Don't Worry, He won't Get Far On Foot (2018) de Gus Van Sant.
Il s'agit d'un biopic sur John Callahan, d'après son autobiographie "Will the Real John Callahan Please Stan Up ?". John Callahan est décédé en 2010, était tétraplégique et est devenu ensuite un caricaturiste de renom malgré ses déboires avec l'alcool... A l'origine ce film devait se faire dès 1997 avec Robin Williams dans le rôle titre, ce dernier ayant eu l'idée du film et l'ayant proposé à Gus Van Sant pendant le tournage de "Will Hunting" (1997)... Malheureusement les aléas de la production ont toujours retardé le projet. Après les morts de Callahan en 2010 et Williams en 2014 ensuite, le cinéaste se rappela ce projet, le voici donc avec cette fois l'acteur Joaquin Phoenix dans le rôle titre, qu'il retrouve donc des années après "Prête à Tout" (1995).
John Callahan a connu plusieurs femmes, par choix scénaristique Gus Van Sant a réuni ses femmes (dont une thérapeute et une hôtesse de l'air) en une avec le personnage de Annu, incarnée par Rooney Mara. Cette dernière est la compagne de Joaquin Phoenix et fut proposée par ce dernier après avoir tourné déjà ensemble dans "Marie Madeleine" (2018) de Garth Davis (sortie en salle il y a seulement une semaine). A leurs côtés un casting hétéroclyte et inédit avec Jonah Hill, Jack Black, et Beth Ditto ex-leader du groupe rock Gossip Girl ainsi que Kim Gordon bassiste du groupe rock Sonic Youth et qui était déjà du film "Last Days" (2005) de Van Sant... Le réalisateur-scénariste a fait le choix d'une narration mosaïque alternant les flash-backs, Le concept façonne une sorte de puzzle émotionnel en adéquation avec le personnage central. Par contre Gus Van Sant insiste peut-être un peu trop sur deux uniques facettes de Callahan, son alcoolisme d'abord, ses dessins ensuite. En effet, Callahan est résumé à ses deux paramètres entre réunion des Alcooliques Anonymes (prend trop de place et trop bavard) et l'exposition régulière de ses dessins (plutôt bien gérés et intégrés). Il manque une nuance plus psychologique de l'homme et notamment son évolution et son goût pour la provocation qui est ici complètement occulté. Plusieurs choses ont été omises dans le film, outre son goût pour la provocation, le fait que sa santé se détériorait d'année en année, le fait qu'il a écrit des chansons et travaillé avec Tom Waitts par exemple, qu'il aurait commencé à boire à 13 ans suite à des attouchements d'une institutrice...
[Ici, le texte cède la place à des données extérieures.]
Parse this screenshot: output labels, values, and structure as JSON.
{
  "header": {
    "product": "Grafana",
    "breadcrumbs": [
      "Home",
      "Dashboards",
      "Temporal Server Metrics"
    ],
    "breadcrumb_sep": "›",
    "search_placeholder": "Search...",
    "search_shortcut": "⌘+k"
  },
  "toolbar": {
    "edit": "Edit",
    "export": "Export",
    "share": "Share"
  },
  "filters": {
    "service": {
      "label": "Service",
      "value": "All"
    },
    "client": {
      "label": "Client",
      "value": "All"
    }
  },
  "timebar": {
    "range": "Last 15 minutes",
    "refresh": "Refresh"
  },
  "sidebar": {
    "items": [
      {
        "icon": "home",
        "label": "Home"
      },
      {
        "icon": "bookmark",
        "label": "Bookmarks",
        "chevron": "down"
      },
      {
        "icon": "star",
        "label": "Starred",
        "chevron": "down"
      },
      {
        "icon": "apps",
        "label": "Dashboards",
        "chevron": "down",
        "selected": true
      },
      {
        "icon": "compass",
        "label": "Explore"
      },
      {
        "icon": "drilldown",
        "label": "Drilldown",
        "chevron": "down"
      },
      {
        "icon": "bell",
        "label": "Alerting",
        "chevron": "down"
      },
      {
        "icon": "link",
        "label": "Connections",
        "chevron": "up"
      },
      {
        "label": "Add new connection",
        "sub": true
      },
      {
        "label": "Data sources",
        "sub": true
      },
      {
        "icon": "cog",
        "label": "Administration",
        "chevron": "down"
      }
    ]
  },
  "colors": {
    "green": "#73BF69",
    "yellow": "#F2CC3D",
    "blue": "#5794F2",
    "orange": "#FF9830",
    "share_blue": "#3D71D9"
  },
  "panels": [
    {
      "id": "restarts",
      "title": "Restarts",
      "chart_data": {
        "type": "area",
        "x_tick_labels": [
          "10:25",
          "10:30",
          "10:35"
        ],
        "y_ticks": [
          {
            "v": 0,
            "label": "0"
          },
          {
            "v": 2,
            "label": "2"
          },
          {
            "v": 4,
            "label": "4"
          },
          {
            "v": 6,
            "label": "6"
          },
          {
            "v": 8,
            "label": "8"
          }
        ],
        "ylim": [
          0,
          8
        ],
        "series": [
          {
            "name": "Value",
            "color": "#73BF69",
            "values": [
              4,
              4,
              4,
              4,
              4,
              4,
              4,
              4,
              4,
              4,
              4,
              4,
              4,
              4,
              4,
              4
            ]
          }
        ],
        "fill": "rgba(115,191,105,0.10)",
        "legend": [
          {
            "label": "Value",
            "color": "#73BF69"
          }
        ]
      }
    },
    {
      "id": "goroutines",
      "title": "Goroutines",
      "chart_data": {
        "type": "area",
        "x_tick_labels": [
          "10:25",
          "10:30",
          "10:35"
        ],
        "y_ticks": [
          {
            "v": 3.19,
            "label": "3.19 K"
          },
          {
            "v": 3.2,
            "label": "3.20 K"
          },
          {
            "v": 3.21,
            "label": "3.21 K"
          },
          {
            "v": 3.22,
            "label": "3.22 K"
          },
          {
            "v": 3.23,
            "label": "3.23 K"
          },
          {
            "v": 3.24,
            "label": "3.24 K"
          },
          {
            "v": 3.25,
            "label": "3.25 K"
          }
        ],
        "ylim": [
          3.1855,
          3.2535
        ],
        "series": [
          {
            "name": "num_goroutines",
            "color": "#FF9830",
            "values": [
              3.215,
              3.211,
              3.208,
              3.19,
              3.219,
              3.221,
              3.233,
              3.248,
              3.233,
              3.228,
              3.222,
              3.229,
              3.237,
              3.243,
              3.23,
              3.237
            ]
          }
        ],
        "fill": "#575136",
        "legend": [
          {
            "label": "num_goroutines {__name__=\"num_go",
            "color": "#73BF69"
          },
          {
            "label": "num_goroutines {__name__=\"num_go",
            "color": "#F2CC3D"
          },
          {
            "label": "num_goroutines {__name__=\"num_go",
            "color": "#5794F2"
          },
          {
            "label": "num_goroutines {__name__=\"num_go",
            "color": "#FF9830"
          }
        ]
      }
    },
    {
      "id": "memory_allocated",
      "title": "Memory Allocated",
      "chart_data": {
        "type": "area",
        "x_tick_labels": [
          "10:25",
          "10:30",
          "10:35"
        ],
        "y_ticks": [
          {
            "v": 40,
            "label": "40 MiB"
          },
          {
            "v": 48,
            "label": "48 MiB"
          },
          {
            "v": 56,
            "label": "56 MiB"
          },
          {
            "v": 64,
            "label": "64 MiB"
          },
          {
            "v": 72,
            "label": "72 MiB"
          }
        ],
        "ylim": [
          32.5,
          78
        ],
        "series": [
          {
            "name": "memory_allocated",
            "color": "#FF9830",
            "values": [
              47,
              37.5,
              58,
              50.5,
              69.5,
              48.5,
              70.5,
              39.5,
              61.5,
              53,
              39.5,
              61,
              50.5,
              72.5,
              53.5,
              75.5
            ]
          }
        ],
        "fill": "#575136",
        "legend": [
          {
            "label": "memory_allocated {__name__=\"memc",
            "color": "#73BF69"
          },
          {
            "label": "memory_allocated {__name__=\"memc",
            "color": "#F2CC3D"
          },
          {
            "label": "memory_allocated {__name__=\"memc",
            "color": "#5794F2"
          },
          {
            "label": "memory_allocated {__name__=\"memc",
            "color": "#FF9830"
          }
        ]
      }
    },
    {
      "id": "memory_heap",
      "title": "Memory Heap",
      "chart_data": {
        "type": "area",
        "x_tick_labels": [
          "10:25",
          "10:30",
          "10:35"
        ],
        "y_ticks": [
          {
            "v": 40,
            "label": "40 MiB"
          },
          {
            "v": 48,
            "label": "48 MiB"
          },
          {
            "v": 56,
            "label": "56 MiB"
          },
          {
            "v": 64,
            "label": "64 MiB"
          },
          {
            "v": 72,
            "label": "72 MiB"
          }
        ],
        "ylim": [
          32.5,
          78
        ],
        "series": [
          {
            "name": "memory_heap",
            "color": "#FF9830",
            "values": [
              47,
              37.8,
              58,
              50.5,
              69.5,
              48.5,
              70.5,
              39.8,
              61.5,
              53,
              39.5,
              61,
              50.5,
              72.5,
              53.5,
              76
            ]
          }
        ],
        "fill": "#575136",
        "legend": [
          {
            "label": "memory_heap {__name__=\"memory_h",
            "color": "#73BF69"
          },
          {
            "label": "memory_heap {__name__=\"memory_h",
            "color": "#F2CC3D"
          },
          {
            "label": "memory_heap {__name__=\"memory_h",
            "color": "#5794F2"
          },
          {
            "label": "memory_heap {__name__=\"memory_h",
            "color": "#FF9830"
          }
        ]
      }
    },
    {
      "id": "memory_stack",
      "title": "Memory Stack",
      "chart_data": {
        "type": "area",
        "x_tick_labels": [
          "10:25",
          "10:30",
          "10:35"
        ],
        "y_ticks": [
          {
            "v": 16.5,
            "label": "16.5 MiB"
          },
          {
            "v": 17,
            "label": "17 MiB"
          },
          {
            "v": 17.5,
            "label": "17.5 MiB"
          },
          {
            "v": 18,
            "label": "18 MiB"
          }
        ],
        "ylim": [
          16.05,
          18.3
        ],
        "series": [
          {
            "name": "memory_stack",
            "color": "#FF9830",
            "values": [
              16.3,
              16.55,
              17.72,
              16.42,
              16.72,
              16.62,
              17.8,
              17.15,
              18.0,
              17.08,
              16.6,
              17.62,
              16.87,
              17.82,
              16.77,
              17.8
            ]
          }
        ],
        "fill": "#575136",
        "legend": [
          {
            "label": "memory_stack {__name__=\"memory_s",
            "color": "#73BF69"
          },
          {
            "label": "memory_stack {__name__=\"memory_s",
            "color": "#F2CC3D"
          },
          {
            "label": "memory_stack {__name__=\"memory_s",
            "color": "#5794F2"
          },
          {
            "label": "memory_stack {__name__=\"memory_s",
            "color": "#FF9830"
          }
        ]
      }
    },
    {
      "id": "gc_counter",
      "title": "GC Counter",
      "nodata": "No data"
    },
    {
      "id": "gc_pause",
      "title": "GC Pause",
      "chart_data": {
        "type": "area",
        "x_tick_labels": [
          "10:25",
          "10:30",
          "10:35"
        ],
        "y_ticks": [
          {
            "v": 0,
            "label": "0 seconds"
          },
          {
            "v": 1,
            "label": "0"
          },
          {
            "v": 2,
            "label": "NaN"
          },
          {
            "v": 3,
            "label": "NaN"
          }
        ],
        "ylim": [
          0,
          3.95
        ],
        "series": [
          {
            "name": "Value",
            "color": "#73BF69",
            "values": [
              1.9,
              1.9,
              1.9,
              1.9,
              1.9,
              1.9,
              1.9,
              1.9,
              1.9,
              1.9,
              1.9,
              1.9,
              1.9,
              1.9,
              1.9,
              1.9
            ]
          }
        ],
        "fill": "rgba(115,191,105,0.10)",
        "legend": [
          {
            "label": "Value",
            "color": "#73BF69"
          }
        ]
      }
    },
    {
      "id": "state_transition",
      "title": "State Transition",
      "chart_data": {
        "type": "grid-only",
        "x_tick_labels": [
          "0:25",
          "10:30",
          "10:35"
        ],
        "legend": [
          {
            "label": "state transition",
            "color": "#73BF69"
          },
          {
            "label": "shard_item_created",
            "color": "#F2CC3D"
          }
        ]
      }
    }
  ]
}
Bref, Gus Van Sant a choisi d'édulcorer la vie de John Callahan, en montrant la rédemption par l'art. Simpliste et erroné. Néanmoins, ce film peut être pris comme un bel hommage si on ne regarde pas trop près la bio de l'artiste. On salue la performance de Joaquin Phoenix qui s'est particulièrement investi dans son rôle avec énormément de documentation et en passant du temps au centre de rééducation où Callahan a été soigné. On peut aussi rester perplexe sur le personnage de Annu, sous-exploitée et plutôt peu plausible sur la thérapeute-hôtesse de l'air deux en une. Evidemment, au vu du sujet ça reste intéressant, bien construit, bien joué mais on est bien loin de l'application, de la fidélité et de la force émotionnelle d'autres films au sujet similaire comme "My Left Foot" (1989) de Jim Sheridan, "Le Scaphandre et le Papillon" (2007) de Julian Schnabel et même dernièrement "Une Merveilleuse Histoire du Temps" (2015) de James Marsh, et même "The Sessions" (2013) de Ben Lewin.